Crash d’un bombardier B-52 : un regard sur la base aérienne d’Edwards en Californie
Publié le 16.6.2026 à 11h13 – Par Élise Delacroix – Temps de lecture 5mn
La base aérienne d’Edwards, exploitée par le 412e escadre d’essai, est depuis longtemps un témoignage de la recherche aéronautique et des capacités militaires aux États-Unis
Depuis des décennies, la base aérienne d’Edwards, dans le désert du Mojave dans le sud de la Californie, est un foyer de certaines des recherches aériennes les plus innovantes aux États-Unis.

D’un pilote d’essai brisant le mur du son à l’atterrissage d’une navette spatiale, l’histoire de l’aviation a souvent été écrite à la base aérienne d’Edwards, à environ 100 miles (161 km) au nord de Los Angeles.
Il y a aussi eu des tragédies, comme celle qui s’est produite lundi lorsqu’un bombardier B-52 s’est écrasé peu après le décollage à la base et a pris feu, tuant les huit personnes à bord.

Voici un aperçu plus détaillé de la base aérienne d’Edwards et de certains de ses moments marquants :
Histoire faite à la base
Quelques mois après que les autorités eurent établi une base permanente pour former les équipages de vol de combat sur ce vaste site désertique, cela a marqué l’histoire.
En 1942, le pilote d’essai Bob Stanley a piloté le premier avion à réaction des États-Unis. Il a décollé du lit asséché du lac de la base, qui servait de piste naturellement longue, ce qui était vital pour les turboréacteurs de première génération connus pour « s’éteindre », selon la base.
Cinq ans plus tard, le site fut l’endroit où le pilote d’essai de l’Armée de l’air Chuck Yeager poussa un avion-fusée Bell X-1 orange en forme de balle à une vitesse de Mach 1,05 et franchit le mur du son, atteignant ainsi une étape majeure dans l’aviation. Son exploit fut gardé secret pendant environ un an, lorsque le monde pensa que les Britanniques avaient franchi le mur du son en premier.
Les années 1960 ont vu l’avion habité le plus rapide atteignant Mach 6,72 et le premier avion à voler au-dessus de 314 000 pieds (95,7 kilomètres), ce qui lui a valu des ailes de pilote-astronaute, selon la base.
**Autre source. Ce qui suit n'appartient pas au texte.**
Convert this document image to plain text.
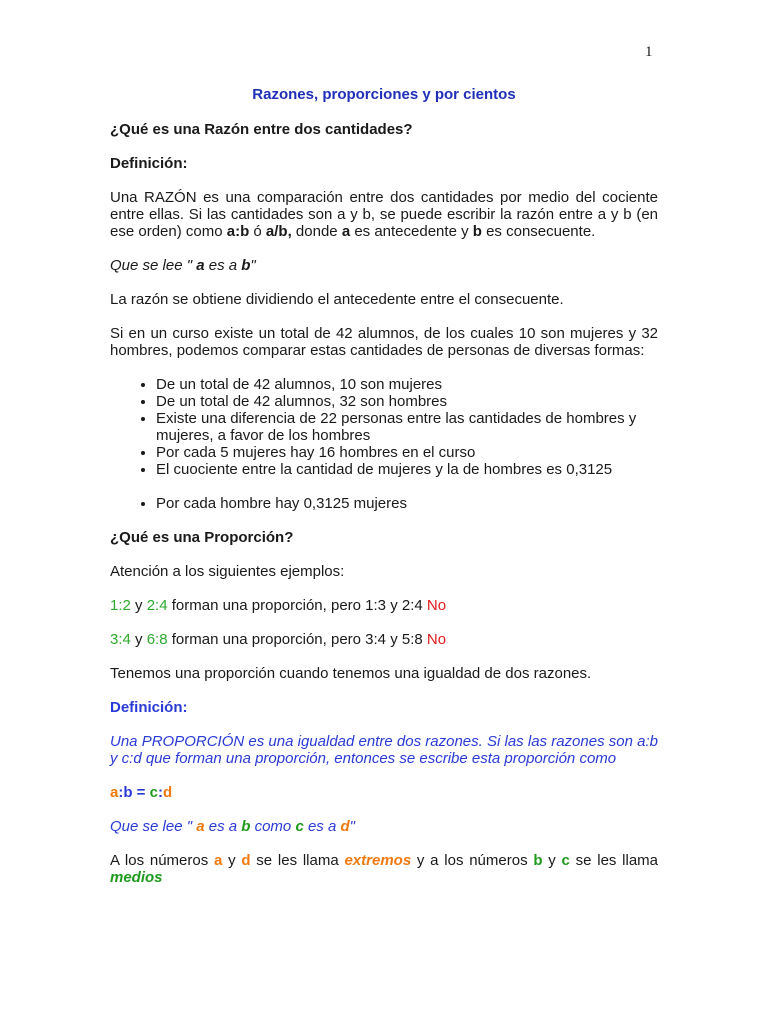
1

Razones, proporciones y por cientos

¿Qué es una Razón entre dos cantidades?

Definición:

Una RAZÓN es una comparación entre dos cantidades por medio del cociente entre ellas. Si las cantidades son a y b, se puede escribir la razón entre a y b (en ese orden) como a:b ó a/b, donde a es antecedente y b es consecuente.

Que se lee " a es a b"

La razón se obtiene dividiendo el antecedente entre el consecuente.

Si en un curso existe un total de 42 alumnos, de los cuales 10 son mujeres y 32 hombres, podemos comparar estas cantidades de personas de diversas formas:

• De un total de 42 alumnos, 10 son mujeres
• De un total de 42 alumnos, 32 son hombres
• Existe una diferencia de 22 personas entre las cantidades de hombres y mujeres, a favor de los hombres
• Por cada 5 mujeres hay 16 hombres en el curso
• El cuociente entre la cantidad de mujeres y la de hombres es 0,3125
• Por cada hombre hay 0,3125 mujeres

¿Qué es una Proporción?

Atención a los siguientes ejemplos:

1:2 y 2:4 forman una proporción, pero 1:3 y 2:4 No

3:4 y 6:8 forman una proporción, pero 3:4 y 5:8 No

Tenemos una proporción cuando tenemos una igualdad de dos razones.

Definición:

Una PROPORCIÓN es una igualdad entre dos razones. Si las las razones son a:b y c:d que forman una proporción, entonces se escribe esta proporción como

a:b = c:d

Que se lee " a es a b como c es a d"

A los números a y d se les llama extremos y a los números b y c se les llama medios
En 1981, les astronautes John Young et Robert Crippen ont fait atterrir la navette spatiale Columbia sur ce même lit de lac asséché, marquant l’histoire en devenant le premier véhicule spatial en orbite à quitter la Terre grâce à la propulsion d’une fusée et à revenir sur les ailes d’un avion.
La base reste à la pointe de la recherche en vol
Décrite comme un « atout national irremplaçable », la base aérienne d’Edwards reste aujourd’hui au centre d’une part importante des efforts de test et de développement aéronautique de l’US Air Force.
Tous les avions de l’Armée de l’air y sont testés, ainsi que certains avions de la Marine et de l’Armée, selon la base.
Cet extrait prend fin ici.